I think daylight zone boundary is certain distance from window, check the code, couldn't remember.
Any lights in that zone need to be controlled independent from general lighting in room. This sounds ridiculous
but you may want to control the light in daylight zone by ceiling mounted occupancy sensor and room lighting
by another wall mounted occupancy sensor. Make sense?
 

maghazadeh

Senior Member
Location
Campbell CA
If you are in Califonia, you can find all informations in the Title-24.
Any area within 15 ft of natural lighting (windows, sky lights) consider to be day light zone and requirement is to reduce 50% of lighting in such area and as posted earlier with a wall switch or ceiling mounted photo cells. In your example 15' x 15' x 10', I assume 10' is your ceiling height then 15 x 15 = 225 sq. ft.
Another T-24 requirement is that if you have a office / room equal or larger than 100 sq. ft. then you shall have bi-level switching ( 2 sws & 2 sw leg) in order to reduce lighting level uniformely by 50% so this authomaicly comply with the first requirement since the room is only 15 ft wide.
There are some exception there that I can not recall.
Hope this helps.
 

maghazadeh

Senior Member
Location
Campbell CA
Originally Posted by mvsawyer
Thanks for the reply and the welcome.
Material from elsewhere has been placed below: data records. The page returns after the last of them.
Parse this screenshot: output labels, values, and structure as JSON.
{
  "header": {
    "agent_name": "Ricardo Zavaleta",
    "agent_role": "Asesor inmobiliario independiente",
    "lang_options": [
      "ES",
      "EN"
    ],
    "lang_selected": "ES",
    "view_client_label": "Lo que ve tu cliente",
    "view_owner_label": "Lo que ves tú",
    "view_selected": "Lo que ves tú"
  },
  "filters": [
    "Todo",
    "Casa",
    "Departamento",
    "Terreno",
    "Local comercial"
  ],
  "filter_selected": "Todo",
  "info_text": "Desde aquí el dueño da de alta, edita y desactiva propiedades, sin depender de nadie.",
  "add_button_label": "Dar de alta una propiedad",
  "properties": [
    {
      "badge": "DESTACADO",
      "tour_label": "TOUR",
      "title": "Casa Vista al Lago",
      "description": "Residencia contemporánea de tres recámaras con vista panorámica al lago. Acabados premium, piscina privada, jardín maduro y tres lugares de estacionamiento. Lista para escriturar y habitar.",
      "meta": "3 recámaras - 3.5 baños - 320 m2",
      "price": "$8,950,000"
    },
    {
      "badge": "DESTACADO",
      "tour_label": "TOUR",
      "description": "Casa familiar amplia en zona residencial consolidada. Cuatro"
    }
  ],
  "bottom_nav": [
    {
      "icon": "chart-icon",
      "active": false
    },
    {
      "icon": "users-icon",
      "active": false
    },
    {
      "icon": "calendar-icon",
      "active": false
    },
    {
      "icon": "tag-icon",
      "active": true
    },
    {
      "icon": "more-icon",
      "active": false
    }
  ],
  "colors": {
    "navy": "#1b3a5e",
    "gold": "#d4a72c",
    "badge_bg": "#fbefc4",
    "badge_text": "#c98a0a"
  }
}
Let's say I have an office that is 15'X15'X10' with an exterior window along one side. There are (3) 2x4 fluorescent lights in there. How would you handle daylight zone controls in this office? How do you set apart general lighting from daylight zone lighting?

Michael

Your (3) 2x4 fixtures are either 2, 3, or 4 lamp fixtures, in any case, you need to have step dimming ballast or 2- ballats per fixture. (Step dimming ballast is a ballast with 2 input hot wires) then by using 2 wall switches or any combinations that will give you 2 seperate controls will satisfy day lighting requirement.